In a statement made by NASA on the day of the incident, the U.S. space agency reiterated their confidence in SpaceX.
"Today's SpaceX incident – while it was not a NASA launch – is a reminder that spaceflight is an incredible challenge, but our partners learn from each success and setback," the agency's statement read. "The situation at the Cape is being evaluated, and it's too early to know whether the incident will affect the schedule for upcoming NASA-related SpaceX launches to the International Space Station."

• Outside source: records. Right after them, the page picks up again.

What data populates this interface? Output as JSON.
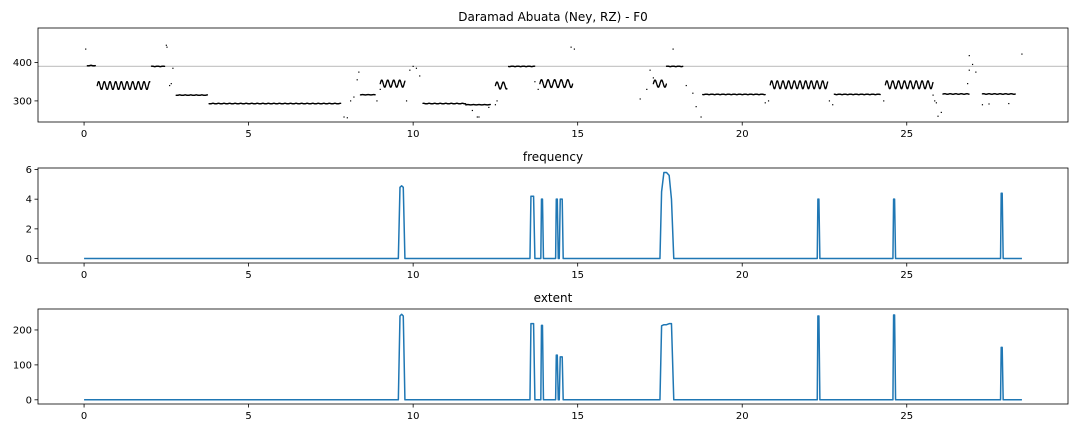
{
  "chart_data": [
    {
      "type": "scatter",
      "title": "Daramad Abuata (Ney, RZ) - F0",
      "xlabel": "",
      "ylabel": "",
      "xlim": [
        -1.4,
        29.9
      ],
      "ylim": [
        245,
        490
      ],
      "xticks": [
        0,
        5,
        10,
        15,
        20,
        25
      ],
      "yticks": [
        300,
        400
      ],
      "hline": 390,
      "segments": [
        {
          "kind": "pts",
          "data": [
            [
              0.05,
              435
            ],
            [
              2.5,
              445
            ],
            [
              2.52,
              440
            ],
            [
              14.8,
              440
            ],
            [
              14.9,
              435
            ],
            [
              17.9,
              435
            ],
            [
              26.9,
              418
            ],
            [
              28.5,
              422
            ]
          ]
        },
        {
          "kind": "flat",
          "x0": 0.1,
          "x1": 0.35,
          "y": 392
        },
        {
          "kind": "vib",
          "x0": 0.4,
          "x1": 2.0,
          "y": 340,
          "amp": 10,
          "f": 5.8
        },
        {
          "kind": "flat",
          "x0": 2.05,
          "x1": 2.45,
          "y": 390
        },
        {
          "kind": "pts",
          "data": [
            [
              2.6,
              340
            ],
            [
              2.65,
              345
            ],
            [
              2.7,
              385
            ]
          ]
        },
        {
          "kind": "flat",
          "x0": 2.8,
          "x1": 3.75,
          "y": 315
        },
        {
          "kind": "flat",
          "x0": 3.8,
          "x1": 7.8,
          "y": 293
        },
        {
          "kind": "pts",
          "data": [
            [
              7.9,
              258
            ],
            [
              8.0,
              256
            ],
            [
              8.1,
              300
            ],
            [
              8.2,
              310
            ],
            [
              8.3,
              355
            ],
            [
              8.35,
              375
            ]
          ]
        },
        {
          "kind": "flat",
          "x0": 8.4,
          "x1": 8.85,
          "y": 316
        },
        {
          "kind": "pts",
          "data": [
            [
              8.9,
              300
            ],
            [
              9.0,
              330
            ]
          ]
        },
        {
          "kind": "vib",
          "x0": 9.0,
          "x1": 9.75,
          "y": 345,
          "amp": 9,
          "f": 5.5
        },
        {
          "kind": "pts",
          "data": [
            [
              9.8,
              300
            ],
            [
              9.9,
              380
            ],
            [
              10.0,
              390
            ],
            [
              10.1,
              385
            ],
            [
              10.2,
              365
            ]
          ]
        },
        {
          "kind": "flat",
          "x0": 10.3,
          "x1": 11.6,
          "y": 293
        },
        {
          "kind": "flat",
          "x0": 11.6,
          "x1": 12.35,
          "y": 290
        },
        {
          "kind": "pts",
          "data": [
            [
              11.8,
              275
            ],
            [
              11.95,
              258
            ],
            [
              12.0,
              258
            ],
            [
              12.3,
              283
            ],
            [
              12.5,
              290
            ],
            [
              12.55,
              300
            ]
          ]
        },
        {
          "kind": "vib",
          "x0": 12.5,
          "x1": 12.85,
          "y": 340,
          "amp": 9,
          "f": 5.2
        },
        {
          "kind": "flat",
          "x0": 12.9,
          "x1": 13.7,
          "y": 390
        },
        {
          "kind": "pts",
          "data": [
            [
              13.7,
              350
            ],
            [
              13.8,
              330
            ]
          ]
        },
        {
          "kind": "vib",
          "x0": 13.85,
          "x1": 14.85,
          "y": 345,
          "amp": 10,
          "f": 5.0
        },
        {
          "kind": "pts",
          "data": [
            [
              16.9,
              305
            ],
            [
              17.1,
              330
            ],
            [
              17.2,
              380
            ],
            [
              17.3,
              360
            ]
          ]
        },
        {
          "kind": "vib",
          "x0": 17.3,
          "x1": 17.7,
          "y": 345,
          "amp": 9,
          "f": 5.0
        },
        {
          "kind": "flat",
          "x0": 17.7,
          "x1": 18.2,
          "y": 390
        },
        {
          "kind": "pts",
          "data": [
            [
              18.3,
              340
            ],
            [
              18.5,
              320
            ],
            [
              18.6,
              285
            ],
            [
              18.75,
              258
            ]
          ]
        },
        {
          "kind": "flat",
          "x0": 18.8,
          "x1": 20.7,
          "y": 317
        },
        {
          "kind": "pts",
          "data": [
            [
              20.7,
              295
            ],
            [
              20.8,
              300
            ]
          ]
        },
        {
          "kind": "vib",
          "x0": 20.85,
          "x1": 22.6,
          "y": 342,
          "amp": 10,
          "f": 5.8
        },
        {
          "kind": "pts",
          "data": [
            [
              22.65,
              300
            ],
            [
              22.75,
              290
            ]
          ]
        },
        {
          "kind": "flat",
          "x0": 22.8,
          "x1": 24.2,
          "y": 317
        },
        {
          "kind": "pts",
          "data": [
            [
              24.3,
              300
            ]
          ]
        },
        {
          "kind": "vib",
          "x0": 24.35,
          "x1": 25.8,
          "y": 342,
          "amp": 10,
          "f": 5.6
        },
        {
          "kind": "pts",
          "data": [
            [
              25.8,
              315
            ],
            [
              25.85,
              300
            ],
            [
              25.9,
              295
            ],
            [
              25.95,
              260
            ],
            [
              26.05,
              270
            ]
          ]
        },
        {
          "kind": "flat",
          "x0": 26.1,
          "x1": 26.9,
          "y": 318
        },
        {
          "kind": "pts",
          "data": [
            [
              26.85,
              345
            ],
            [
              26.9,
              380
            ],
            [
              27.0,
              395
            ],
            [
              27.1,
              375
            ]
          ]
        },
        {
          "kind": "flat",
          "x0": 27.3,
          "x1": 28.3,
          "y": 318
        },
        {
          "kind": "pts",
          "data": [
            [
              27.3,
              290
            ],
            [
              27.5,
              292
            ],
            [
              28.1,
              293
            ]
          ]
        }
      ]
    },
    {
      "type": "line",
      "title": "frequency",
      "xlabel": "",
      "ylabel": "",
      "xlim": [
        -1.4,
        29.9
      ],
      "ylim": [
        -0.3,
        6.1
      ],
      "xticks": [
        0,
        5,
        10,
        15,
        20,
        25
      ],
      "yticks": [
        0,
        2,
        4,
        6
      ],
      "series": [
        {
          "color": "#1f77b4",
          "x": [
            0,
            9.55,
            9.6,
            9.65,
            9.7,
            9.75,
            13.55,
            13.58,
            13.62,
            13.66,
            13.7,
            13.88,
            13.9,
            13.93,
            13.96,
            14.33,
            14.35,
            14.38,
            14.41,
            14.44,
            14.47,
            14.5,
            14.53,
            14.56,
            17.5,
            17.55,
            17.62,
            17.7,
            17.78,
            17.85,
            17.92,
            22.28,
            22.3,
            22.33,
            22.36,
            24.58,
            24.6,
            24.63,
            24.66,
            27.85,
            27.87,
            27.9,
            27.93,
            28.5
          ],
          "y": [
            0,
            0,
            4.8,
            4.9,
            4.8,
            0,
            0,
            4.2,
            4.2,
            4.2,
            0,
            0,
            4.0,
            4.0,
            0,
            0,
            4.0,
            4.0,
            0,
            0,
            4.0,
            4.0,
            4.0,
            0,
            0,
            4.5,
            5.8,
            5.8,
            5.6,
            4.0,
            0,
            0,
            4.0,
            4.0,
            0,
            0,
            4.0,
            4.0,
            0,
            0,
            4.4,
            4.4,
            0,
            0
          ]
        }
      ]
    },
    {
      "type": "line",
      "title": "extent",
      "xlabel": "",
      "ylabel": "",
      "xlim": [
        -1.4,
        29.9
      ],
      "ylim": [
        -12,
        260
      ],
      "xticks": [
        0,
        5,
        10,
        15,
        20,
        25
      ],
      "yticks": [
        0,
        100,
        200
      ],
      "series": [
        {
          "color": "#1f77b4",
          "x": [
            0,
            9.55,
            9.6,
            9.65,
            9.7,
            9.75,
            13.55,
            13.58,
            13.62,
            13.66,
            13.7,
            13.88,
            13.9,
            13.93,
            13.96,
            14.33,
            14.35,
            14.38,
            14.41,
            14.44,
            14.47,
            14.5,
            14.53,
            14.56,
            17.5,
            17.55,
            17.62,
            17.7,
            17.78,
            17.85,
            17.92,
            22.28,
            22.3,
            22.33,
            22.36,
            24.58,
            24.6,
            24.63,
            24.66,
            27.85,
            27.87,
            27.9,
            27.93,
            28.5
          ],
          "y": [
            0,
            0,
            240,
            245,
            240,
            0,
            0,
            218,
            218,
            218,
            0,
            0,
            213,
            213,
            0,
            0,
            128,
            128,
            0,
            0,
            123,
            123,
            123,
            0,
            0,
            212,
            215,
            215,
            218,
            218,
            0,
            0,
            240,
            240,
            0,
            0,
            243,
            243,
            0,
            0,
            150,
            150,
            0,
            0
          ]
        }
      ]
    }
  ]
}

NASA did say, however, if there are any delays, other cargo spacecraft will be able to meet the station's resupply needs. Supplies as well as research investigations are currently at good levels as well.
Regarding any repairs to SLC-40, SpaceX stated in an update on the company's website their launch pad farther up the coast at Kennedy Space Center, Launch Complex 39A, is on schedule to be ready by November and is more than capable to fulfill the NewSpace firm's manifest needs, including ISS resupply missions.
So, pending the length of the investigation into the cause of the explosion, the next SpaceX launch, commercial or NASA, could be out of the former space shuttle launch pad of which the company currently holds a 20-year lease.
SpaceX was also hoping to begin their first Crew Dragon test flights in the middle of next year (2017). However, that is also in question and will depend on the length of time the Falcon 9 rocket is grounded.
It was hoped the company would send the first unpiloted Crew Dragon to space as early as May 2017 before sending one to the International Space Station with people in late-summer 2017.
Earlier this year, Boeing, the other company in NASA's Commercial Crew Program, announced a delay of their own into early 2018. The company's CST-100 Starliner had experienced technical difficulties relating to the spacecraft's weight.
The two company's are both contracted to send at least two crews to the ISS after they complete test flights on their respective capsules.